Published in blog.hemmings.com

2018 Chevrolet Camaro ZL1 1LE. Photo courtesy Chevrolet.

Chevy’s top Camaro–the ZL1 1LE–will offer an optional paddle-shifted 10-speed automatic transmission starting late this month.

The division is hoping this will be a win for the Camaro, which has seen sales slide annually since its 2015 redesign; Chevrolet claims that 80 percent of all Camaro sales are automatic. Other comparable high-performance models from Detroit makers, like the Dodge Demon and Ford’s upcoming Shelby GT500, are also automatic-only propositions.

For those whose hearts have sunk at the idea of an automatic high-performance Camaro, consider two things. First, it’s an option: It will cost an additional $1,595, on top of the $7500 ZL1 1LE package.
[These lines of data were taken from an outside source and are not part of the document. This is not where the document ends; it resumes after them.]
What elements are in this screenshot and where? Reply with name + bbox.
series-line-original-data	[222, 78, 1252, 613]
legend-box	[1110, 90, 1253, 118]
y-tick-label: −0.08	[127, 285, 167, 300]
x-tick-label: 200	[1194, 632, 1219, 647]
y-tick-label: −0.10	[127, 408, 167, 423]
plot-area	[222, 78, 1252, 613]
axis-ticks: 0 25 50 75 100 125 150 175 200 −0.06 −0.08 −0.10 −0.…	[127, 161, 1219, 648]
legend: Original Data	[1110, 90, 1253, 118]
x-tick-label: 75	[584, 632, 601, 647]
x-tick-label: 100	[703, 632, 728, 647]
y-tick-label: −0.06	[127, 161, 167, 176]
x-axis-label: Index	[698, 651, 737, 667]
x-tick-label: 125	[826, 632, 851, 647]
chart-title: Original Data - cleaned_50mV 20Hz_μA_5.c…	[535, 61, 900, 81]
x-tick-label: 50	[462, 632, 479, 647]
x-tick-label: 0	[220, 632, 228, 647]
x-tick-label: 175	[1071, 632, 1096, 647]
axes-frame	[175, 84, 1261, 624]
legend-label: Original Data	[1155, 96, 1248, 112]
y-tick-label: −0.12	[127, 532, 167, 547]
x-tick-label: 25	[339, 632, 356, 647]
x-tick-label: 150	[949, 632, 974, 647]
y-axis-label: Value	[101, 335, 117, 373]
A six-speed manual will still be the default transmission choice. Also, Chevy claims that the automatic offers a half-second improvement over the six-speed stick around its 2.9-mile Milford, Michigan course. That’s right, the automatic is said to be faster on track. On longer tracks, like the Nürburgring’s 12.9-mile Nordschleife, the automatic Chevy should easily best the 7:16:04 set by a six-speed ZL1 1LE in the summer of 2017.

The ZL1 1LE more than just an engine package, although its 650-horsepower LT4 V8 engine plays a significant part. But the ZL1 1LE sports a carbon-fiber rear wing, plus air deflectors and dive planes on the front fascia to help it stick. Adjustable suspension includes Multimatic DSSV® (Dynamic Suspension Spool Valve) dampers front and rear, with camber plates for completely adjustable front-end height; the rear sway bar offers three-way adjustability. Wider (but smaller-diameter) wheels and Goodyear Eagle F1 Supercar 3R tires offer 10 percent more footprint and 3.3 fewer pounds of unsprung weight per corner. And finally, lighter wheels, a thinner-gauge rear window, and a fixed rear seatback contribute to a 60-pound weight savings.